This article discusses the possibility of viewing Solana as an Ethereum 'L2', but the lack of social commitment may lead to different forking rules, potentially causing confusion between 'Solana L1' and 'Solana L2'.
Author: @jon_charb
Translation: Plain Language Blockchain
This article is a brief summary of the L1/L2 debate and the question of whether 'Solana can become L2', especially for those wisely choosing to ignore thousands of replies:
Toly explains that you can make Solana (or any other chain) an 'L2' of Ethereum (or another chain) by publishing the ledger data of Solana on Ethereum and deploying a bridging contract that verifies the state of Solana. This is very similar to all the 'L2s' we are familiar with today, where users can still enjoy security properties like enforced withdrawals back to Ethereum.
The difference between this hypothetical Solana design and current L2s (like Base) is whether there is a 'social commitment to restore when confirmed blocks on Ethereum are rolled back and to hard fork when Ethereum hard forks'. This is what Vitalik discussed in his old post about different types of L2.
For example:
Base has social commitment, which will restore/fork during Ethereum rollbacks/hard forks.
In the hypothetical Solana design, I only deploy this bridge from Solana to Ethereum, without social commitment from Solana to fork with Ethereum. Nodes by default do not follow Ethereum, nor is there an embedding of this bridge.
Therefore, you can have most Solana nodes adopt different forking rules than the bridge (e.g., nodes are upgrading while the bridge is unaware, or enforced withdrawals trigger a fork). Ideally, these chains are the same thing (i.e., the bridge and the other nodes reach consensus). In the case of a fork, you might have 'Solana L2' (everything recognized by the Ethereum bridge) and 'Solana L1', while Solana's social consensus continues to follow.
In this scenario and in typical L2s like Base, regardless of how social commitment is set up during the setup phase, social consensus can always fork according to what they consider to be the 'true chain'.

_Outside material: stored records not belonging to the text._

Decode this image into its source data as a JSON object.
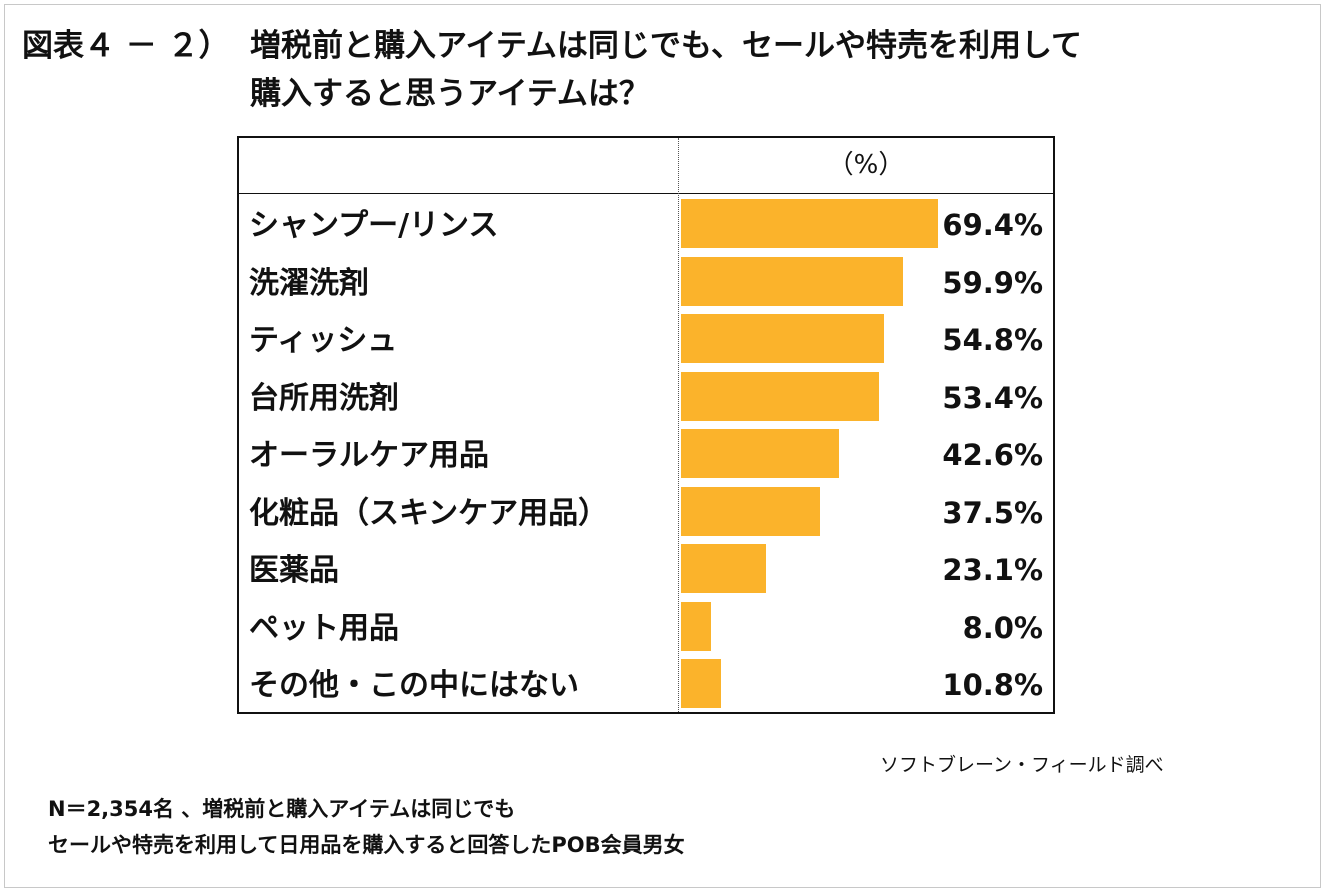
{
  "figure": {
    "title_prefix": "図表４ － ２）",
    "title_line1": "増税前と購入アイテムは同じでも、セールや特売を利用して",
    "title_line2": "購入すると思うアイテムは？",
    "source": "ソフトブレーン・フィールド調べ",
    "note_line1": "N＝2,354名 、増税前と購入アイテムは同じでも",
    "note_line2": "セールや特売を利用して日用品を購入すると回答したPOB会員男女"
  },
  "chart_data": {
    "type": "bar",
    "orientation": "horizontal",
    "unit_label": "（%）",
    "categories": [
      "シャンプー/リンス",
      "洗濯洗剤",
      "ティッシュ",
      "台所用洗剤",
      "オーラルケア用品",
      "化粧品（スキンケア用品）",
      "医薬品",
      "ペット用品",
      "その他・この中にはない"
    ],
    "values": [
      69.4,
      59.9,
      54.8,
      53.4,
      42.6,
      37.5,
      23.1,
      8.0,
      10.8
    ],
    "value_labels": [
      "69.4%",
      "59.9%",
      "54.8%",
      "53.4%",
      "42.6%",
      "37.5%",
      "23.1%",
      "8.0%",
      "10.8%"
    ],
    "bar_color": "#fbb32b",
    "xlim": [
      0,
      100
    ],
    "grid": false,
    "legend": "none"
  }
}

For instance, if the Ethereum bridge to Solana becomes very important, then in practice, Solana's social consensus might ultimately always choose to follow it. Hence, 'Solana L1' and 'Solana L2' may never diverge.
In contrast, Base or other traditional L2s may have social commitment to follow their Ethereum bridge, but in some unforeseen circumstances, nodes may decide to deviate from the bridge (whether due to a massive hack making the bridge immutable, or an entity requesting them to deviate from the will of token holders, or any other reason).
So to summarize, yes, you can turn Solana into 'L2', and the differences that everyone is debating essentially boil down to the default social commitment at the start, but this is not binding.
Some people also argue that having multiple confirmation/forking rules coexist in a hypothetical scenario (e.g., the bridge has one forking rule while validators have another) means that even if they reach consensus on the current chain, it effectively indicates the existence of two chains (e.g., Solana L1 and Solana L2). In a sense, this may be technically accurate but also confusing, as we all see and use the same chain.